しかし、その努力も、船内に入った途端、崩れた。
「何よこれ!」
まず、天井が高い。そこから吊り下がった明かりは、黒いアンティーク調のシャンデリアだった。入った先は、見渡す限り終わりの見えない廊下である。そこに、一定間隔で明かりの影が揺れている。影が蔓延した地面に敷かれているのは、落ち着いた色の絨毯だ。踏んでも足音が瞬く間に吸われていく。
知らない人間がこの場面だけを切り取ったのならば、ここを屋敷の廊下だと判断しただろう。

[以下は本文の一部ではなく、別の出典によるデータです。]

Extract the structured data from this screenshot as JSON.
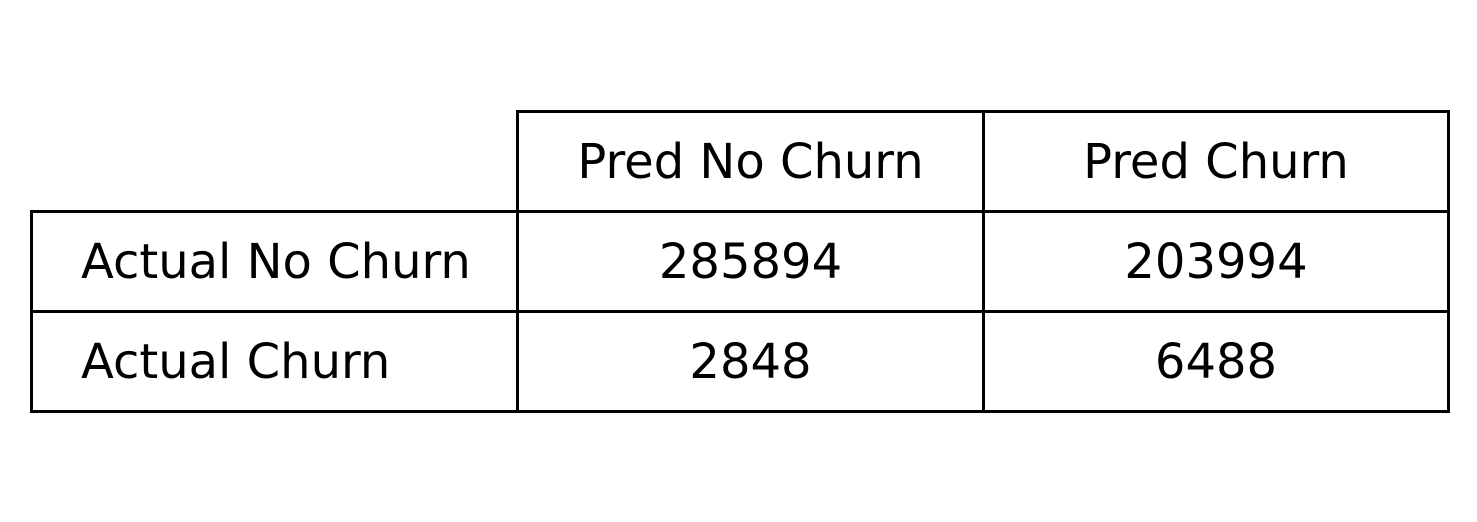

ティスケルに続いて歩いていけば、扉の数の多さにも目を奪われる。中にはガラス張りの部屋もあって、様子をちらりと確認することができた。部屋の中に何段にも分かれた花壇のようなものがあり、そこから瑞々しいトマトやキュウリが顔を覗かせている。
「温室栽培まであるんですか」
絶句しているのはイユだけではない。リュイスの唖然とした言葉を聞いたレンドが、首を傾げた。
「セーレでも、野菜は育てていただろ」
確かに、セーレでも、センが育てているとは聞いている。だが、それと比べてしまうと、雲泥の差である。何より、先ほどの部屋は、セーレの食堂ほどの大きさの部屋が丸々充てられているのだ。
「桁が違うわよ……」
「人数が違うんだ。そんなものだろう?」
レンドはよくわからないという顔をしている。本気で思っているようだから、全く信じがたい。
「ここだ」
ティスケルの声に、一行は口を慎んだ。
案内された部屋は、応接室だった。高級感溢れるウォールナット材の丸テーブルが数脚、常磐色の絨毯の上に敷かれている。テーブルの周囲に用意された薄鼠色のソファは、布製ではあるものの、見たことのない花の模様が描かれ、見るからに高級感が漂う。ジェシカの屋敷に案内されていなかったら、耐性が殆ど付いていないイユは、くるりと回れ右をして外に飛び出たところである。場違いにもほどがあるのだ。
「てきとうに座ってくれ」
ティスケルの言葉に、足の竦んだイユたちは中々動き出せなかった。
「何やっているんだ、船長」
肩を貸りる立場のレンドに促されて、ようやくレパードが席に着く。それで、イユもやっと動き出せるようになった。